Sometimes things just hit you in the face. They hit you
hard. And afterwards, no matter what you do, no matter what needs to be done, you can't stop thinking about that feeling. That smack in the face makes you realize things you never wanted to realize. It's like hard lighting - sure, you can see everything, but nothing looks pretty, nothing looks as it should, and that is because it
is as it is.
It's simple and far too complex to understand at the same time.
I have made many mistakes in this life. It might not look that way to some, but it is one truth among an ever-dwindling few. These mistakes have been thrown under hard lighting and I now see everything as it is. Just like I saw the full bottle of green sprinkles, sitting next to the nearly empty bottle of orange sprinkles as I got out the baking powder today. Just as I saw myself desperately try to ignore them. And that's when I knew, when I really knew, that I wasn't dealing with this.

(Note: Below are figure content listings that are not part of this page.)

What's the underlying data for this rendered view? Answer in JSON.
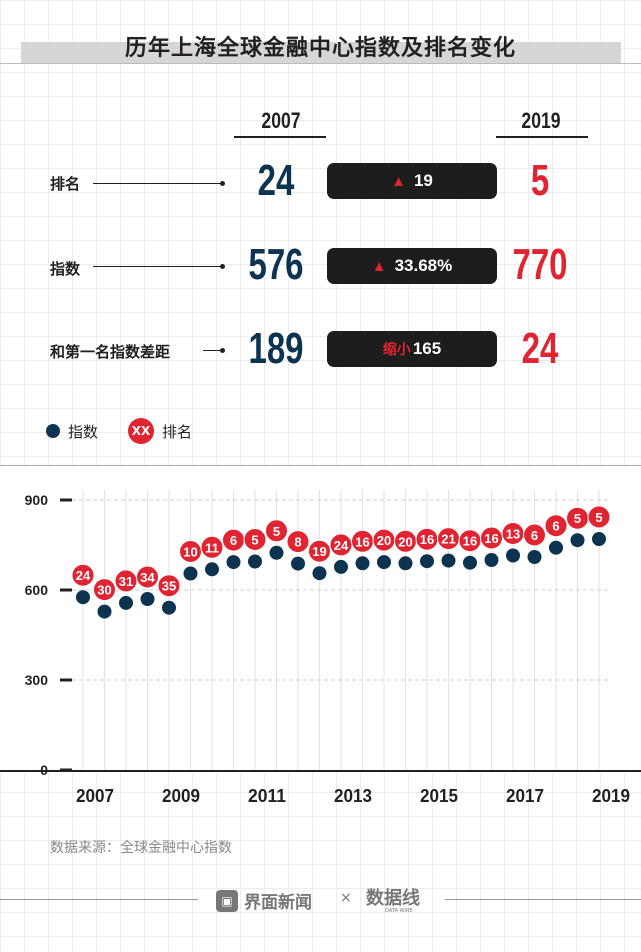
{
  "title": "历年上海全球金融中心指数及排名变化",
  "summary": {
    "year_start": "2007",
    "year_end": "2019",
    "rows": [
      {
        "label": "排名",
        "start": "24",
        "change_prefix": "",
        "change_icon": "arrow-up-icon",
        "change": "19",
        "end": "5"
      },
      {
        "label": "指数",
        "start": "576",
        "change_prefix": "",
        "change_icon": "arrow-up-icon",
        "change": "33.68%",
        "end": "770"
      },
      {
        "label": "和第一名指数差距",
        "start": "189",
        "change_prefix": "缩小",
        "change_icon": "",
        "change": "165",
        "end": "24"
      }
    ]
  },
  "legend": {
    "index_label": "指数",
    "rank_marker": "XX",
    "rank_label": "排名"
  },
  "colors": {
    "index": "#0c3350",
    "rank": "#e02432"
  },
  "chart_data": {
    "type": "scatter",
    "x": [
      2007,
      2007.5,
      2008,
      2008.5,
      2009,
      2009.5,
      2010,
      2010.5,
      2011,
      2011.5,
      2012,
      2012.5,
      2013,
      2013.5,
      2014,
      2014.5,
      2015,
      2015.5,
      2016,
      2016.5,
      2017,
      2017.5,
      2018,
      2018.5,
      2019
    ],
    "series": [
      {
        "name": "指数",
        "values": [
          576,
          528,
          557,
          570,
          541,
          655,
          669,
          693,
          695,
          724,
          688,
          656,
          677,
          689,
          693,
          689,
          696,
          698,
          691,
          700,
          715,
          710,
          741,
          766,
          770
        ]
      },
      {
        "name": "排名",
        "values": [
          24,
          30,
          31,
          34,
          35,
          10,
          11,
          6,
          5,
          5,
          8,
          19,
          24,
          16,
          20,
          20,
          16,
          21,
          16,
          16,
          13,
          6,
          6,
          5,
          5
        ]
      }
    ],
    "ylim": [
      0,
      900
    ],
    "yticks": [
      "0",
      "300",
      "600",
      "900"
    ],
    "xticks": [
      "2007",
      "2009",
      "2011",
      "2013",
      "2015",
      "2017",
      "2019"
    ],
    "grid": true
  },
  "source": "数据来源：全球金融中心指数",
  "footer": {
    "brand1": "界面新闻",
    "sep": "×",
    "brand2": "数据线",
    "brand2_sub": "DATA WIRE"
  }
}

I drew comparisons that should have never been made and I still do that every moment of every day. My life is a list of comparisons. Like mathematical equations, but without numbers. I am not okay with all of the things I will never be able to call my own. All the memories I will never be able to make. And I want all of that to amount to something. I want it to count for something in this life.
For months, I tried to force it into my work. I tried to make it fuel my passion. All of my dissatisfaction was supposed to lay the foundation to the rest of my life. That's how artists work, right? All of it was supposed to be justified in my work. Boy, did I try to justify it.
It is ridiculous to even verbalize it all. The magnitude of the event does not match the magnitude of my aftermath. But, I've never really been good with proportions. So this hard light is painful even here, in this ambiguous prose.
I continued to run from all of this for so long, even after I said, no, proclaimed, I was finished. I said I was done, but I was only trying to throw you off my trail.
To be clear, I was running from two things: The heart I broke and my failure to pour my own heart into something that would explain why I broke it. Other than, of course, simply being an idiot. Everything else (read: my lack of passion and my bitterness towards the fact that my life will never be normal) was all ready there. It just added to all of it. This was all very clear, I trust?
Oddly enough, while I was running and hiding from this and a many other things, I discovered something. A beautiful story. It said everything I wanted to say. At first, I made comparisons, naturally. I saw my own tale of love and heartbreak here. But this story was beautiful. Too beautiful to be mine. I realized I wasn't that lucky. That I would never be that lucky. And that is when the spotlight hit me and everything around me.
I have lived much longer than a single year, and yet I let a single year rule me. It is insanity, I know, but I cannot declare some new way of living quite yet. I know only a few things happened in this single year--not enough to make or break a lifetime. I know there is not enough in this single year, in particular, to make my story. I should stop trying to force it. That doesn't mean I am going to though. If I were really to pick a single year to draw from, it would probably behoove me to pick this current one. But that is presumptuous.
My life is not story-worthy yet. I have lived through more things than most, but I cannot bear the sight of them outside of my heart own heart yet. I am not ready for that.
Until then, I will take my place as a conduit. I want to show the world the beauty I have found. I did not make it. I have not made anything like it in the least. I could hardly say that I have thought something like it. And, as far as I am concerned, that's perfectly fine. I only hope that one day I will be lucky enough to share it. But that is also presumptuous.
While I was so busy running, I should have asked for directions.